The dining hall rose before us like a cathedral of appetite and politics.

Vaulted ceilings disappeared into shadow, supported by columns carved with the faces of ancient leaders whose names had been forgotten when history books burned.

Though their stern expressions remained.

Candles provided warm light that danced across tables laden with more food than most people in the Crook saw in a month.

The survivors had been seated according to their teams, whether they liked it or not. The binding magic ensured compliance, pulling teammates together with invisible threads.

Our table sat in the center of the hall.

Wickett had probably picked it strategically.

The other diners—those in government that Tiberius had invited down—could watch us, study us, place their bets on who would survive the next trial.

I took the seat that kept the crowd to my back, hoping for some small measure of privacy.

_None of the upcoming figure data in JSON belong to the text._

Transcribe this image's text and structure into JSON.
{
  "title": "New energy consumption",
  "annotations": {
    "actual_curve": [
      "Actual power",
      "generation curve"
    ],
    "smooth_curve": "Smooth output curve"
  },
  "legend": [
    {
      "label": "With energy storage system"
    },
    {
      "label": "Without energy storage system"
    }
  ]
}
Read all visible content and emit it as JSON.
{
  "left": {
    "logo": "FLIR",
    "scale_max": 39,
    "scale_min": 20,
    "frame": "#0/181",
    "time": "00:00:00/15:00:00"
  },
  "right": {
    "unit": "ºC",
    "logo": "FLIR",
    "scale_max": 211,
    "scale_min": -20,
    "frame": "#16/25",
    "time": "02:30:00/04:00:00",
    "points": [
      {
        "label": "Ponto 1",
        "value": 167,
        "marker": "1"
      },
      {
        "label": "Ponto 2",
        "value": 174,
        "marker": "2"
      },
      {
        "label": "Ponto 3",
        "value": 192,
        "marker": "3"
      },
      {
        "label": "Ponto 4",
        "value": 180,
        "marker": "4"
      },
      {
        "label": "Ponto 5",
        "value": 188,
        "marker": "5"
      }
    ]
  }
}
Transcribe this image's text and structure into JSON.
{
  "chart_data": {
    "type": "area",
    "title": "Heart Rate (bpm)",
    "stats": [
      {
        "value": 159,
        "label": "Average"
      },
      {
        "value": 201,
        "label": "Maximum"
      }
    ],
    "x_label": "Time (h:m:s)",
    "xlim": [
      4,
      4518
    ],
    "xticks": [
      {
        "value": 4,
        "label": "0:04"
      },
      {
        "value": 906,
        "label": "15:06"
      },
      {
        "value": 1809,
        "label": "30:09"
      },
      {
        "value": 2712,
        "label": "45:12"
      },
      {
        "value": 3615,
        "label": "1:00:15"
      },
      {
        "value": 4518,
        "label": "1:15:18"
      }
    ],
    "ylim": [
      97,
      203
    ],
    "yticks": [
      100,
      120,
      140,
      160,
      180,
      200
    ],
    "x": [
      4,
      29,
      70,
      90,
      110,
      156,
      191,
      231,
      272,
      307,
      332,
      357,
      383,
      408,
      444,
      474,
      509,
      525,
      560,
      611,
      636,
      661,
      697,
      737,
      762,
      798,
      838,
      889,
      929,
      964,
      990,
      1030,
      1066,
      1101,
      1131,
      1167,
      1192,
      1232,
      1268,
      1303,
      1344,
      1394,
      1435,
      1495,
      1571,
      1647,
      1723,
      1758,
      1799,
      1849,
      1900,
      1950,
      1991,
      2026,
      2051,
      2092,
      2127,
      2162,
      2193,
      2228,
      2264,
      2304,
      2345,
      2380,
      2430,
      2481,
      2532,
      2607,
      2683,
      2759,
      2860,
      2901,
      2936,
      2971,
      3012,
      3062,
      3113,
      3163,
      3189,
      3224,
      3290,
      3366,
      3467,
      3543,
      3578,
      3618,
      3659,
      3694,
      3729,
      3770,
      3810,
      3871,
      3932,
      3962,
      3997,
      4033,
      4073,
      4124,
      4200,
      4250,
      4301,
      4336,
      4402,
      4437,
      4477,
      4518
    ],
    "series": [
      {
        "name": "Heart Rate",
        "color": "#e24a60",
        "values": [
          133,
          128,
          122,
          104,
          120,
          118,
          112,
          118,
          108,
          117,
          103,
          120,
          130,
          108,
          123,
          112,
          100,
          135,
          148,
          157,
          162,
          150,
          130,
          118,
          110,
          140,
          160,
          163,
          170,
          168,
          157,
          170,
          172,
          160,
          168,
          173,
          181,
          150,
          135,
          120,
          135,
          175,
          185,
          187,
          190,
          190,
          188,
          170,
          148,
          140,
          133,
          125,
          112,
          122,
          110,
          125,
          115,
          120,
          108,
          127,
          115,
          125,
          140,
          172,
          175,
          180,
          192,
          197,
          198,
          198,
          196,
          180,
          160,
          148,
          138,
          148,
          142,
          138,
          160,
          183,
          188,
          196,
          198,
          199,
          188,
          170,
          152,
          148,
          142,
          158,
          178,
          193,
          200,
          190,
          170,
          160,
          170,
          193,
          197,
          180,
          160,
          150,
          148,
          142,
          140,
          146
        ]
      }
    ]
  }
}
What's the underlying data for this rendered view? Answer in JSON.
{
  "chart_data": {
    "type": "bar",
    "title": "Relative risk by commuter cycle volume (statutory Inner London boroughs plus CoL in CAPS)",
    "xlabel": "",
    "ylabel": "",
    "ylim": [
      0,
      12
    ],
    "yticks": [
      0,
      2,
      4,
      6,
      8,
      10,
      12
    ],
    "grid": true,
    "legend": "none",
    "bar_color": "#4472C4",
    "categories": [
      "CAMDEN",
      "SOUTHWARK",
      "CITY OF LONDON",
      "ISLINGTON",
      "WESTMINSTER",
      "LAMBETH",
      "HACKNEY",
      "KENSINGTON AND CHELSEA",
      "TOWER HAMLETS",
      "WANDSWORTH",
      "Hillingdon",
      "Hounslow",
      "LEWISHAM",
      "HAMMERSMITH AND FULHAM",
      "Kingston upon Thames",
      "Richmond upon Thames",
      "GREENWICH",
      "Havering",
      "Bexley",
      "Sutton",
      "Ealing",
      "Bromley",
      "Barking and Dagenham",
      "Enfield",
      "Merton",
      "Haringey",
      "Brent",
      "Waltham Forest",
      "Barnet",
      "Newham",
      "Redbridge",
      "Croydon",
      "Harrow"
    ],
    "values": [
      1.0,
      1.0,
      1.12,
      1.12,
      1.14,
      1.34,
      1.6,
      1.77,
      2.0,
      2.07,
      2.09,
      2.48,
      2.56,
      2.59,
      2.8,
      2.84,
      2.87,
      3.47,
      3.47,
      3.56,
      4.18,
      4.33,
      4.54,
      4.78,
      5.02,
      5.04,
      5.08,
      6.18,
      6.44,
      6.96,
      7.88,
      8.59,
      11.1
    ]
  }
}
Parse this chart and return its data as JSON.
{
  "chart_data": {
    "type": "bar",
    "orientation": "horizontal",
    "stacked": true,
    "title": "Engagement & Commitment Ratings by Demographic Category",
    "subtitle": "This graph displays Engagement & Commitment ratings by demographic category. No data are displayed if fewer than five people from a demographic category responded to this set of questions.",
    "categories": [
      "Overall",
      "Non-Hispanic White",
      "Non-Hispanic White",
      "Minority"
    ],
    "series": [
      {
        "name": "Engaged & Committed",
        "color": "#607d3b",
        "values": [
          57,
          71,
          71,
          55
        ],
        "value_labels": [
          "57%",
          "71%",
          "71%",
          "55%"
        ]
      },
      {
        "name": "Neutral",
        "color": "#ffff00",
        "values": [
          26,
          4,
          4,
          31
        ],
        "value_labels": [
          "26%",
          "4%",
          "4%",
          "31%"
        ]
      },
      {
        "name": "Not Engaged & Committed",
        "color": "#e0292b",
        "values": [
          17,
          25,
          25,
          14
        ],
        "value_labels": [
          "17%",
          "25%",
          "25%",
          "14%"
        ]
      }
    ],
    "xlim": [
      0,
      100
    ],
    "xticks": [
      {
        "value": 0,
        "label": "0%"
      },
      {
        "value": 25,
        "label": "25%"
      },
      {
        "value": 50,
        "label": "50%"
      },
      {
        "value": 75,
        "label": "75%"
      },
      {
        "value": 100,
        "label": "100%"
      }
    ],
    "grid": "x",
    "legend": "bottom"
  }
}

Wickett sat beside me without ceremony, close enough that our shoulders nearly touched.

Lucette Varrow claimed the seat across from us. When she looked at me, I saw calculation in those dark eyes, as if she were measuring threat levels, determining which of us would be the weak link.

“I’m not your enemy,” I said, quietly enough that only those closest could hear. “One from each race, remember? You want to size up the competition, better focus on that giant fucker over there.”

The shifter named Marcus scowled in our direction as if he’d somehow heard me.

Maybe he had. Animal qualities and all that.

Pip was the only one left on his team, and she was a guarantee, like Calder.

So he was a lone wolf. Pun intended, though I was pretty sure he was some kind of weird bear-like beast shifter.

“Well, isn’t this cozy?” Pip said, settling into the remaining chair with forced cheer. The little sprite’s optimism felt brittle. She adjusted the two little blue buns on the top of her head as she surveyed the room. “I... uh, I guess I won my spot in the hunt.”

I didn’t quite know how to answer her, so I didn’t.

Further down, on the other side of the shifter Lucette, sat the rest of her team.

My counterpart was Katarina, and Wickett’s was Felix.

That was it. Two shifters, two witches and two hunters.

Still, the onlookers’ whispers seeped into my veins as they sized us up.

Most cared about Lucette and Marcus. She hadn’t shifted, and he was enormous.

Even I struggled to see how she’d beat him.

I couldn’t bring myself to look at Kat. Even when I could feel the burn of her gaze on me, I couldn’t do it. No matter the outcome of this, I’d left her in the Bloodwood to die.